Flipped Classroom mit Steve Kelly

Auf Einladung des Instituts für übergreifende Bildungsschwerpunkte war am 25. Februar 2016 der international gefragte Keynote Speaker und Didaktikexperte aus den USA zu Gast an der PH Wien.

„Flipped Classroom“ nennt sich ein zur Zeit sehr populäres didaktisches Modell, bei dem die klassischen Phasen von „Vermitteln/Erarbeiten“ und „Einüben/Anwenden“ in den Lernformen „im Unterricht/außerhalb des Unterrichts“ umgedreht werden, d. h. das Erarbeiten erfolgt online (beispielsweise mit Lernvideos) bereits VOR dem Präsenzunterricht, der dann intensiv für das Üben und Anwenden genutzt werden kann.

Der US-Amerikaner Steve Kelly „flippt“ seinen Unterricht seit 2010 und ist einer der bekanntesten Protagonisten dieser Methode. Er unterrichtete Mathematik und Naturwissenschaften an einer High School (Sekundarstufe) in St. Louis (Michigan, USA) und ist nun in der Weiterbildung von Lehrenden tätig.

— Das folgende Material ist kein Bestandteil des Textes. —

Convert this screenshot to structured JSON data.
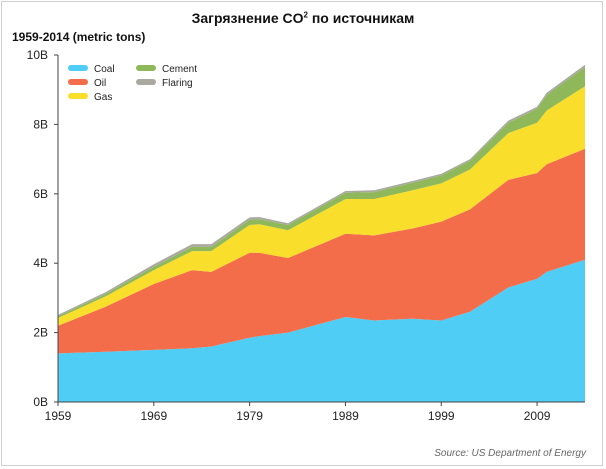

Da auch an der PH Wien schon mehrere Kolleginnen und Kollegen mit der Methode arbeiten, bot es sich an, den Österreichaufenthalt des Experten für einen vom Zentrum für Lerntechnologie und Innovation (ZLI) organisierten Workshop und für Erfahrungsaustausch zu nutzen.


Die Workshop-Teilnehmer/innen, von links: Margit Pollek (Institut für Berufsbildung PH Wien), Anton Bollen (Techsmith Europe),
Winfried Schneider und Hedy Wagner (Institut für weiterführende Qualifikationen und Bildungsschwerpunkte PH Wien),
Steve Kelly, Alicia Bankhofer (E-Learning-Schulkoordinatorin Anton-Krieger-Gasse),
Michael Steiner und Klaus Himpsl-Gutermann (ZLI PH Wien); nicht im Bild: Petra Szucsich (ZLI PH Wien).

Vor dem Workshop wurde zunächst der Unterricht einer 4. Klasse der Höheren Lehranstalt für wirtschaftliche Berufe am Reumannplatz 3 in Wien besucht, wo die erfahrene E-Learning-Expertin Margit Pollek ebenfalls mit dem Flipped-Classroom–Konzept arbeitet.